Carine Van Lint
Academic Editor

Carine Van Lint


After performing her PhD thesis at the National Institutes of Health (NIH, Bethesda, USA) from 1991 to 1994 and a postdoctoral fellowship in New York from 1994 to 1997, Carine Van Lint joined the Faculty of Sciences of the "Université Libre de Bruxelles" as the head of the Laboratory of Molecular Virology. As a biochemist, Carine Van Lint has developed for the last 25 years a specific interest for pathogenic retroviruses.

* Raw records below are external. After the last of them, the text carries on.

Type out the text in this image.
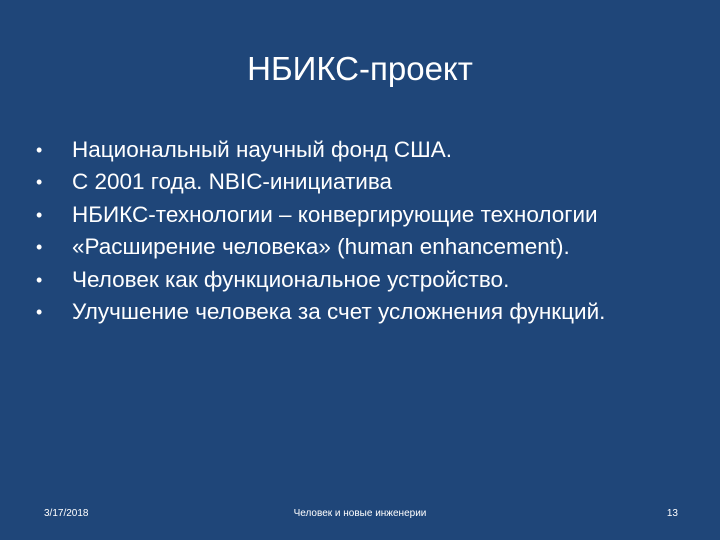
НБИКС-проект
•	Национальный научный фонд США.
•	С 2001 года. NBIC-инициатива
•	НБИКС-технологии – конвергирующие технологии
•	«Расширение человека» (human enhancement).
•	Человек как функциональное устройство.
•	Улучшение человека за счет усложнения функций.
3/17/2018	Человек и новые инженерии	13
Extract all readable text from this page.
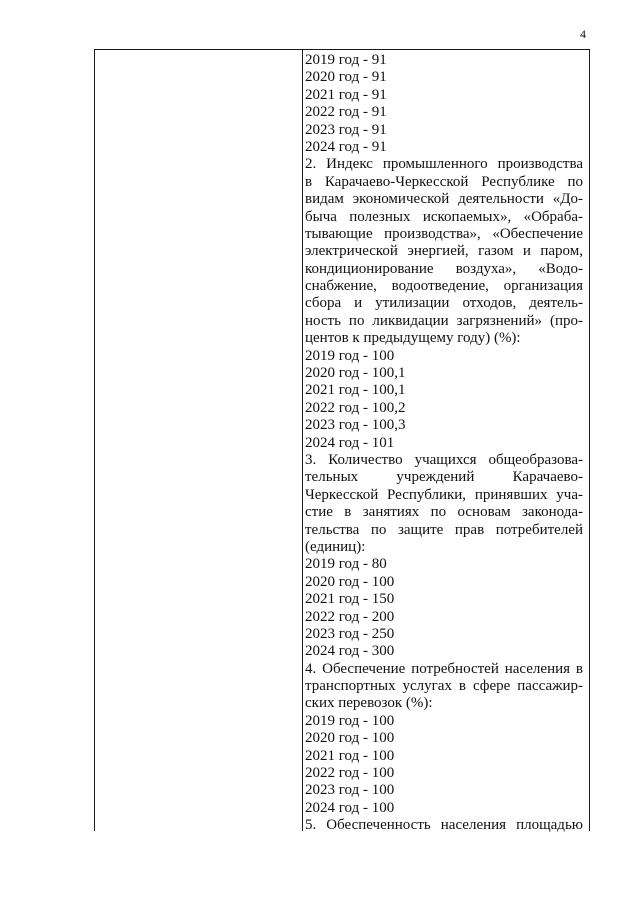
4
2019 год - 91
2020 год - 91
2021 год - 91
2022 год - 91
2023 год - 91
2024 год - 91
2. Индекс промышленного производства
в Карачаево-Черкесской Республике по
видам экономической деятельности «До-
быча полезных ископаемых», «Обраба-
тывающие производства», «Обеспечение
электрической энергией, газом и паром,
кондиционирование воздуха», «Водо-
снабжение, водоотведение, организация
сбора и утилизации отходов, деятель-
ность по ликвидации загрязнений» (про-
центов к предыдущему году) (%):
2019 год - 100
2020 год - 100,1
2021 год - 100,1
2022 год - 100,2
2023 год - 100,3
2024 год - 101
3. Количество учащихся общеобразова-
тельных учреждений Карачаево-
Черкесской Республики, принявших уча-
стие в занятиях по основам законода-
тельства по защите прав потребителей
(единиц):
2019 год - 80
2020 год - 100
2021 год - 150
2022 год - 200
2023 год - 250
2024 год - 300
4. Обеспечение потребностей населения в
транспортных услугах в сфере пассажир-
ских перевозок (%):
2019 год - 100
2020 год - 100
2021 год - 100
2022 год - 100
2023 год - 100
2024 год - 100
5. Обеспеченность населения площадью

Her laboratory is mainly studying the role played by epigenetic modifications (such as histone acetylation, histone methylation and DNA methylation) and by non-epigenetic regulatory elements in transcriptional latency and reactivation of HIV-1 (Human Immunodeficiency Virus type 1 - the ethiologic agent of the acquired immunodeficiency syndrome (AIDS)), BLV (Bovine Leukemia Virus - the etiologic agent of a chronic lymphoproliferative disease termed enzootic bovine leucosis) and HTLV-1 (Human T-cell leukemia virus 1 - the etiologic agent of an aggressive lymphoproliferative disease (Adult T-cell Leukemia/Lymphoma) and a neurological degenerative syndrome (tropical spastic paraparesis/HTLV-1-associated myelopathy (TSP/HAM)).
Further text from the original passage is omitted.